🤖 AI Summary
Multi-agent systems struggle to efficiently allocate computational resources during inference under explicit budget constraints to support effective collaboration.
Method: This paper proposes a modular, collaboration-driven inference-time computation planning framework. It introduces a novel modular collaboration abstraction mechanism and a two-level planning architecture: an upper level that automatically extracts reusable multi-agent workflows via self-play reflection, and a lower level that jointly incorporates state awareness and multi-step lookahead prediction to dynamically optimize per-agent computational resource allocation under budget constraints.
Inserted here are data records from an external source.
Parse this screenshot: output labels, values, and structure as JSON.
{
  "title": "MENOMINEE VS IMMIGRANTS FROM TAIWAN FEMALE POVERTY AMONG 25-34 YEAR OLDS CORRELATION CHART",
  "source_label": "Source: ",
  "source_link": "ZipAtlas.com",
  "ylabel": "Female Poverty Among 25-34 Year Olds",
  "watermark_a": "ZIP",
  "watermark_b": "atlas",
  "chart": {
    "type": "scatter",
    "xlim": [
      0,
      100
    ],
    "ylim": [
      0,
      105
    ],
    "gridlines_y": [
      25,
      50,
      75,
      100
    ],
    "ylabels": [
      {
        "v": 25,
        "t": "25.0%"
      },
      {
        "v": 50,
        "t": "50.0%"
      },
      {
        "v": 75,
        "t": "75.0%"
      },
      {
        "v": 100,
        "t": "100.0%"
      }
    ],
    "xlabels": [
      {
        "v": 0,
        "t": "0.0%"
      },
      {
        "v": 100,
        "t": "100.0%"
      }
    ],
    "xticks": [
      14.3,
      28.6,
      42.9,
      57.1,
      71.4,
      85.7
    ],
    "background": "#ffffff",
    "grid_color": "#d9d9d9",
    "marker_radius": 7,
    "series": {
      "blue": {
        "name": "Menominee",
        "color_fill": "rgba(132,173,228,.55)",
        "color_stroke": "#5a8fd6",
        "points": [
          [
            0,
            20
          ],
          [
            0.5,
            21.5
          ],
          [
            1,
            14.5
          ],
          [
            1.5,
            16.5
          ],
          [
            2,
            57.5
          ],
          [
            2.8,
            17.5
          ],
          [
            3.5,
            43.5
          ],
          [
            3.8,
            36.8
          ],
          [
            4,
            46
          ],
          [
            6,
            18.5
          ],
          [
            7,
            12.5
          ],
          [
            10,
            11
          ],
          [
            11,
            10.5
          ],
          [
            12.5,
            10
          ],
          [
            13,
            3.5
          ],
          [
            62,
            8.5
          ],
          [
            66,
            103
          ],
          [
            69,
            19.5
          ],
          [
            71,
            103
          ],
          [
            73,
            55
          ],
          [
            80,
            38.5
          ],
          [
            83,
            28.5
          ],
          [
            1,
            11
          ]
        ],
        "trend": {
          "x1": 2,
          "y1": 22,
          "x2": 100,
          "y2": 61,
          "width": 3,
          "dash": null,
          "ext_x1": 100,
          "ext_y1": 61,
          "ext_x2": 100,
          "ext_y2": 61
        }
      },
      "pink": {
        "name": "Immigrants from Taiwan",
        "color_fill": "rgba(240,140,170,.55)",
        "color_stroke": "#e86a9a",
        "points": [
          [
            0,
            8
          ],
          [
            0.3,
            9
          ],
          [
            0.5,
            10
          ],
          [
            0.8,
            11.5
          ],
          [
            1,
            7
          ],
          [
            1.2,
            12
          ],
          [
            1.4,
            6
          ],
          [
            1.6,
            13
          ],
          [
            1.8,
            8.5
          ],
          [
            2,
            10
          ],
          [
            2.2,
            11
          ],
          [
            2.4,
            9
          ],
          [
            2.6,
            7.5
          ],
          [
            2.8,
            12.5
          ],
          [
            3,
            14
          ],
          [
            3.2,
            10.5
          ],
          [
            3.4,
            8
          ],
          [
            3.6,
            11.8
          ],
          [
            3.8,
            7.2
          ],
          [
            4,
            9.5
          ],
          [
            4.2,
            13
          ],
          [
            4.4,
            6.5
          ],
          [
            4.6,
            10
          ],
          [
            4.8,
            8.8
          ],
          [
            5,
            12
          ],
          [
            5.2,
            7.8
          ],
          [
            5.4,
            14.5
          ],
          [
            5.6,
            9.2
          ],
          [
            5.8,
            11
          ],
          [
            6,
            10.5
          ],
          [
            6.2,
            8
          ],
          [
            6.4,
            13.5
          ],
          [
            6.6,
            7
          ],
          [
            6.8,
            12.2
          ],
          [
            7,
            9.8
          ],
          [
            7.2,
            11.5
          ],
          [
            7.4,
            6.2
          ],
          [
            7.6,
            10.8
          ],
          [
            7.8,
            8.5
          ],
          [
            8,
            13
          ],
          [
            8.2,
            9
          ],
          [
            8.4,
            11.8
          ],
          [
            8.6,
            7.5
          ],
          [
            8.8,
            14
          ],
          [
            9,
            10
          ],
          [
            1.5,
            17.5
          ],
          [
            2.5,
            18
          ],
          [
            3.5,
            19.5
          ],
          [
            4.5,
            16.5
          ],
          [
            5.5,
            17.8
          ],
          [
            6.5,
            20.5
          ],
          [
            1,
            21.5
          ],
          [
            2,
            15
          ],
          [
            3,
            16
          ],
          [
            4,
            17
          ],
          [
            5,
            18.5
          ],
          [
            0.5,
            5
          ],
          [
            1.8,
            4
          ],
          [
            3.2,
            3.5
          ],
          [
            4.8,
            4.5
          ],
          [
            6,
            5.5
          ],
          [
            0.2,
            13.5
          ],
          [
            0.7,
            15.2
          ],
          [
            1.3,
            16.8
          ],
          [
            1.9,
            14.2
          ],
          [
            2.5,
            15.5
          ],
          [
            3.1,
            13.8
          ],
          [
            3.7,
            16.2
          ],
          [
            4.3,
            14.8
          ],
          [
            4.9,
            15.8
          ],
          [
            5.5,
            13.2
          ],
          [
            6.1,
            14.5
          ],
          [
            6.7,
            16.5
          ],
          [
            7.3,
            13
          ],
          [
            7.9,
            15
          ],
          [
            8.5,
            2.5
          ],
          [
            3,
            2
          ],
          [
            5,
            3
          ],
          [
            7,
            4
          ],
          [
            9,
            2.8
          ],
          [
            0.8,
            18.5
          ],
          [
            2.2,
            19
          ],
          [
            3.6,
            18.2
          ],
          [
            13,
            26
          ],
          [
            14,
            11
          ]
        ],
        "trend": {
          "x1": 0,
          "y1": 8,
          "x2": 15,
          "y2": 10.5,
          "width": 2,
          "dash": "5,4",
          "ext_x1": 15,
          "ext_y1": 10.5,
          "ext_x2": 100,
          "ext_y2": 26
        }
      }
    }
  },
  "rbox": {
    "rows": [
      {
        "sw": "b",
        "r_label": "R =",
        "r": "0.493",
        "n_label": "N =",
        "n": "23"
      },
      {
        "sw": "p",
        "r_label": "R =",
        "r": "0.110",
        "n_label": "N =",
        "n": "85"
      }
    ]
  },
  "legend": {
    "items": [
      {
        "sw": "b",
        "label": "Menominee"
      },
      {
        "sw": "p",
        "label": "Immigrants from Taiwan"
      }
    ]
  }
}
Results: Evaluated on multiple challenging multi-agent benchmarks, our method significantly improves task success rates and demonstrates robust superiority across diverse explicit computational budgets. It is the first approach to achieve collaboration-oriented, budget-controllable, and generalizable inference-time computation scheduling.
📝 Abstract
Scaling test-time computation improves large language model performance without additional training. Recent work demonstrates that techniques such as repeated sampling, self-verification, and self-reflection can significantly enhance task success by allocating more inference-time compute. However, applying these techniques across multiple agents in a multi-agent system is difficult: there does not exist principled mechanisms to allocate compute to foster collaboration among agents, to extend test-time scaling to collaborative interactions, or to distribute compute across agents under explicit budget constraints. To address this gap, we propose FutureWeaver, a framework for planning and optimizing test-time compute allocation in multi-agent systems under fixed budgets. FutureWeaver introduces modularized collaboration, formalized as callable functions that encapsulate reusable multi-agent workflows. These modules are automatically derived through self-play reflection by abstracting recurring interaction patterns from past trajectories. Building on these modules, FutureWeaver employs a dual-level planning architecture that optimizes compute allocation by reasoning over the current task state while also speculating on future steps. Experiments on complex agent benchmarks demonstrate that FutureWeaver consistently outperforms baselines across diverse budget settings, validating its effectiveness for multi-agent collaboration in inference-time optimization.